RedLine malware is the main credential stealer in the last 6 months


RedLine malware has been used to steal more than 170 million passwords over the past six months, making it the most notorious credential thief of that period, according to a study published March 12.

Red line was used in half of all cyber incidents involving stolen passwords (47%) and topped the closest thief (Vidar) more than twice. Vidar, according to the report, was used to steal more than 65 million passwords, or 17 percent. Malware comes third Raccoon Thief linked to more than 42 million stolen passwords, or 11.7%. Meta, Cryptbot, Risepro, Stealc, Azorult, Aurora, and Dark crystal malware strains round out the top 10 credential stealers.

The data was extracted from lists of known breached passwords by KrakenLabs and password management company Specopsboth owned by parent company Outpost24.

(Special forces)

Over the past six months, KrakenLabs analyzed 359 million stolen passwords to uncover the most common malware used to steal credentials, while Specops said its database of breached passwords and compromise contains over 4 billion unique passwords.

Discovered in March 2020, RedLine malware is used to export personal information such as credentials, cryptocurrency wallets, and financial data to its command and control infrastructure. Its payload can also deliver cryptocurrency miner software on the victim’s machine.

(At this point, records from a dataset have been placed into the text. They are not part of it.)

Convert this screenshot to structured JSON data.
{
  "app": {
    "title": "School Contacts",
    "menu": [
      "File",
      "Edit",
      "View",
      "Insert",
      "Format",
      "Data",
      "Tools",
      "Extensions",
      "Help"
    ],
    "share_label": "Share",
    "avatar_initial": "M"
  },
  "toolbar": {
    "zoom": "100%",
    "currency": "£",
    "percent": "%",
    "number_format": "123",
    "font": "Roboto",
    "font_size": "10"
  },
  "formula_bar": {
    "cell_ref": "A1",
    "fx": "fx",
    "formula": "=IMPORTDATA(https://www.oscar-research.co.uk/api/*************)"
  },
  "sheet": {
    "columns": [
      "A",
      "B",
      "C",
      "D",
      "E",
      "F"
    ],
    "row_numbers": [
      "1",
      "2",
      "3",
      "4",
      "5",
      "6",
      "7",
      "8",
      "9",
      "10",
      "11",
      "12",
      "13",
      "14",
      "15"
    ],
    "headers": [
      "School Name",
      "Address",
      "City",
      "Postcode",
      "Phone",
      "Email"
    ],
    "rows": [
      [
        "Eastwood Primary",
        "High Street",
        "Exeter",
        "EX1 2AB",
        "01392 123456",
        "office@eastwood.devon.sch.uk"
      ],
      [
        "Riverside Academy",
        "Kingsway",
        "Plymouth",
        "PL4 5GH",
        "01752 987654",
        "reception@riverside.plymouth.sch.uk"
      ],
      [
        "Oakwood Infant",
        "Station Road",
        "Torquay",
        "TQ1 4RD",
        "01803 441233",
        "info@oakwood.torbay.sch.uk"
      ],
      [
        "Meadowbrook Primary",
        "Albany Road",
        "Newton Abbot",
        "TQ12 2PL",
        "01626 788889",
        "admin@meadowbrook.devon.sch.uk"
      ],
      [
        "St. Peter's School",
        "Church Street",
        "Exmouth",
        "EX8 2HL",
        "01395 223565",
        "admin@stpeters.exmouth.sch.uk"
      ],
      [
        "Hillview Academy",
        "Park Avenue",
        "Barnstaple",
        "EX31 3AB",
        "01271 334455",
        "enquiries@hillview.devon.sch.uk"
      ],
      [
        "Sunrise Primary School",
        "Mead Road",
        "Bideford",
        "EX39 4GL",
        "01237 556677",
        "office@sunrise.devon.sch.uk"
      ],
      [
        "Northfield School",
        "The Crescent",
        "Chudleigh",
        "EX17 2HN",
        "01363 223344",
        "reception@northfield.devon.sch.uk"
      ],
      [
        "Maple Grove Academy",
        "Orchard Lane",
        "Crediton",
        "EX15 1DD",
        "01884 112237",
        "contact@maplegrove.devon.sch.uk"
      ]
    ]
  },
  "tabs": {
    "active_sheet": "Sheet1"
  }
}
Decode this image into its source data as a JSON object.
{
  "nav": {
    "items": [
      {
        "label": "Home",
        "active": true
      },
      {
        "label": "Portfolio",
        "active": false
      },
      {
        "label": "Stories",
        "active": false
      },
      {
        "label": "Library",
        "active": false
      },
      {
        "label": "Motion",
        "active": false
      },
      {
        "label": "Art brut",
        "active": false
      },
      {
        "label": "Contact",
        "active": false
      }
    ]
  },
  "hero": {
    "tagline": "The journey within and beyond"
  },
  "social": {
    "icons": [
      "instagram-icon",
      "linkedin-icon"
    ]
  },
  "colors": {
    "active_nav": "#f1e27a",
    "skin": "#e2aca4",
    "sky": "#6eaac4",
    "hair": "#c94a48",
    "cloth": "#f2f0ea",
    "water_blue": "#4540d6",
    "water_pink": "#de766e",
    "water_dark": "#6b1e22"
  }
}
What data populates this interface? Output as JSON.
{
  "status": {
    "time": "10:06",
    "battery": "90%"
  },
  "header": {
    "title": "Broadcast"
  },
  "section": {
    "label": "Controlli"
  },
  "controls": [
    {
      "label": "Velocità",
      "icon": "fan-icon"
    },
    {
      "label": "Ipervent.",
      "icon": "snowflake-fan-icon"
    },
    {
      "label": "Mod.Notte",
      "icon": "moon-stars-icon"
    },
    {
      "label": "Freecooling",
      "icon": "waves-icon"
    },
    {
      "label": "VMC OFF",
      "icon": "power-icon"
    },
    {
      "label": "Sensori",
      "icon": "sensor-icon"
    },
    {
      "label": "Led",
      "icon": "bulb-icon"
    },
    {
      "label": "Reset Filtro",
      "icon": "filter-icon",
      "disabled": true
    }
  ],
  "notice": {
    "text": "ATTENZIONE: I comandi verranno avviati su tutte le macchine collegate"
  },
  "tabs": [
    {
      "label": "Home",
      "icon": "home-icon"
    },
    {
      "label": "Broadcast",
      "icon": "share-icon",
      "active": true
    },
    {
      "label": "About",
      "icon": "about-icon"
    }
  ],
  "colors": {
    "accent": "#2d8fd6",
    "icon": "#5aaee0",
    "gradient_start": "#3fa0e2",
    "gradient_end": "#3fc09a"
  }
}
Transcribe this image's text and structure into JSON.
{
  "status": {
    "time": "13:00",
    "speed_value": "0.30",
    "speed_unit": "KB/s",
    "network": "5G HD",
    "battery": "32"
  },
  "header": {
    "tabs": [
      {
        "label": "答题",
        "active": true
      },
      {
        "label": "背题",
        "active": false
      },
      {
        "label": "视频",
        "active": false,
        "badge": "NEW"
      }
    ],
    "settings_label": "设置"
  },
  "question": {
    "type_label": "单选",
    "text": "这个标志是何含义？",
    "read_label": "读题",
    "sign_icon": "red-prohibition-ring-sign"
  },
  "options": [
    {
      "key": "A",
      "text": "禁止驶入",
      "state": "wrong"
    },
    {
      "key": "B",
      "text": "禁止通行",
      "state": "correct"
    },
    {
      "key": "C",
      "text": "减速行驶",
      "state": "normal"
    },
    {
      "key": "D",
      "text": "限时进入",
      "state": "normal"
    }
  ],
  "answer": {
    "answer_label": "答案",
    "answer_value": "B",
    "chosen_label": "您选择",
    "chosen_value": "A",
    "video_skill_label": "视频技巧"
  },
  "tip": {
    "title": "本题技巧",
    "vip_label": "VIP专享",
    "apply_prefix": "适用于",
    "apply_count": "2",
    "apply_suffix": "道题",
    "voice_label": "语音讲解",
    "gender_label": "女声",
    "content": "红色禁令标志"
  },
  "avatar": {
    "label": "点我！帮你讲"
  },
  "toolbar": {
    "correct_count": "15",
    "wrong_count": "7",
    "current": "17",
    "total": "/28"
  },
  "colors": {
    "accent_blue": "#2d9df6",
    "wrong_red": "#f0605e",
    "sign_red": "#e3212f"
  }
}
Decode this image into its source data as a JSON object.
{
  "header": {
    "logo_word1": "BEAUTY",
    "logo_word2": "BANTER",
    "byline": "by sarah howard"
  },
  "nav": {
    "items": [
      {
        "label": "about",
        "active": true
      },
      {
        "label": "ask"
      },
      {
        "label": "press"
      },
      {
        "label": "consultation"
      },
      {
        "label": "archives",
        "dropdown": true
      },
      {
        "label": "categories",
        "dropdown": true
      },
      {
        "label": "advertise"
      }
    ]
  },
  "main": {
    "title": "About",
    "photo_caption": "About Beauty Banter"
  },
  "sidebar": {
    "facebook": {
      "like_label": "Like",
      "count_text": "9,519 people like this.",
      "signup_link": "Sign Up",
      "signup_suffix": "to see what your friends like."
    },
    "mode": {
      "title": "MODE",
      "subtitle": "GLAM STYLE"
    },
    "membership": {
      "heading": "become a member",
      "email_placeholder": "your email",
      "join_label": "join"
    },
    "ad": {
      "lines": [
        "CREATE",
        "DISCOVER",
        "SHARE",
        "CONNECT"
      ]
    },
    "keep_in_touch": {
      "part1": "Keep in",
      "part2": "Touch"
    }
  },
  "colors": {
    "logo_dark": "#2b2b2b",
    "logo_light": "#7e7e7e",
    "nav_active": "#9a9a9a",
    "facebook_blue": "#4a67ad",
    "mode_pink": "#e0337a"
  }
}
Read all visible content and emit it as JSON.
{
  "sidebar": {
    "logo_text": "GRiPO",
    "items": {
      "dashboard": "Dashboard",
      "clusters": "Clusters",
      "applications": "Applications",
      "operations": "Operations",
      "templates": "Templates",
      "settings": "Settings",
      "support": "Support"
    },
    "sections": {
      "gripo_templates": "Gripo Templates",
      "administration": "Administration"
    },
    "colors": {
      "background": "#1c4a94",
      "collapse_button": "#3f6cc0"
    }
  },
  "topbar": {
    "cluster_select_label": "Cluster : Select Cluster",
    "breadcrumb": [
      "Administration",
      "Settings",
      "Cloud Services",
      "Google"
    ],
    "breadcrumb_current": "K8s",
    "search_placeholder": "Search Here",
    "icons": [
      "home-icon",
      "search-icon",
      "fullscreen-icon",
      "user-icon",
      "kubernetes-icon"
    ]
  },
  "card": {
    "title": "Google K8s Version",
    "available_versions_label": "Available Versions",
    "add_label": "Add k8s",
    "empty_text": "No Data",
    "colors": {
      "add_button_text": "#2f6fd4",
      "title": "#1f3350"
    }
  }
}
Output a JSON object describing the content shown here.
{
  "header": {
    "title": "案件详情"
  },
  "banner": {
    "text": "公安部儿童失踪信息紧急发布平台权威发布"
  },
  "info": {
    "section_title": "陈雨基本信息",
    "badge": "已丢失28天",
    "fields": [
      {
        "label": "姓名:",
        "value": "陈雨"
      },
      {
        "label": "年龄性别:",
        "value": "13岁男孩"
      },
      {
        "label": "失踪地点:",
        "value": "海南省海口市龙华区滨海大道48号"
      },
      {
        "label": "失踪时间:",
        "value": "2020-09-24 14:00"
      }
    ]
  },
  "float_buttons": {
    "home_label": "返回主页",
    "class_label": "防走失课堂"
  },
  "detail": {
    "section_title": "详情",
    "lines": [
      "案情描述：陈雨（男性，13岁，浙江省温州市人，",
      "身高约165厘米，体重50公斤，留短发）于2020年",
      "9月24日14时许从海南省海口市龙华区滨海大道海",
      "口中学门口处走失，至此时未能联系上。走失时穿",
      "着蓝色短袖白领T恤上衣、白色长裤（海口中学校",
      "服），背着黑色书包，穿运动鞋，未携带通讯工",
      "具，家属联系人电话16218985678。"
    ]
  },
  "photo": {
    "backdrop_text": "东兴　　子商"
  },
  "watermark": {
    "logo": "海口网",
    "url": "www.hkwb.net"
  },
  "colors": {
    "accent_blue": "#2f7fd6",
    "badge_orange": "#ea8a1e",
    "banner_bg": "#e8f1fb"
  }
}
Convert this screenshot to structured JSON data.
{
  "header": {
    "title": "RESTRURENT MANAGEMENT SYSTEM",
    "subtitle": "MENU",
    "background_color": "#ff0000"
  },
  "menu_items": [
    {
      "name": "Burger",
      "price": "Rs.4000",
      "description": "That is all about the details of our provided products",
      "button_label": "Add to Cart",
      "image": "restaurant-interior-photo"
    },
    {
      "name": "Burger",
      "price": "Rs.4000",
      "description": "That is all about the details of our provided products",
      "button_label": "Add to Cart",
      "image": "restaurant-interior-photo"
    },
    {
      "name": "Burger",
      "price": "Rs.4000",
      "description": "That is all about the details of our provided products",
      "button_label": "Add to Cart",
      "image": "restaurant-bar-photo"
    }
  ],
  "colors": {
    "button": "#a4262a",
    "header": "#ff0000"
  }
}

Specops reported that phishing campaigns were most often used to distribute major thief malware, as well as compromised Google or YouTube accounts.

Vidar is an evolved version of Arkei Stealer, according to Specops, and is distributed in phishing campaigns as Microsoft Compiled HTML Help (CHM) files. Vidar was also distributed by the PPI PrivateLoader malware service, the Fallout Exploit Kit and Colibri loader, and the GHOSTPULSE malware loader.

Raccoon Stealer is malware-as-a-service that allows cybercriminals to rent the thief on a monthly basis.

As Specops noted, stolen credentials can be used to carry out other attacks, but more often than not, they are sold on the dark web so other attackers can use the credentials to gain access to networks.

The FBI reported that its Internet Crime Complaint Center received a record 880,418 complaints in 2023, an increase of almost 10% from the previous year, and includes crimes such as investment fraud and email compromise scams professionals, as well as ransomware and cryptocurrency scams.

Likewise, the Identity Theft Resource Center reported in January that the number of events in which data was compromised increased by a record 78% in 2,203 compared to the previous year, although the number of victims fell by 16%.

Darren James, senior product manager at Specops, said it was interesting that RedLine malware was responsible for almost half of the stolen passwords analyzed by the company, adding that his report also highlights the number of words passwords for sale on the dark web.

James cautioned users not to reuse passwords, adding that it was essential that security professionals continually scan Active Directory for breached or compromised passwords.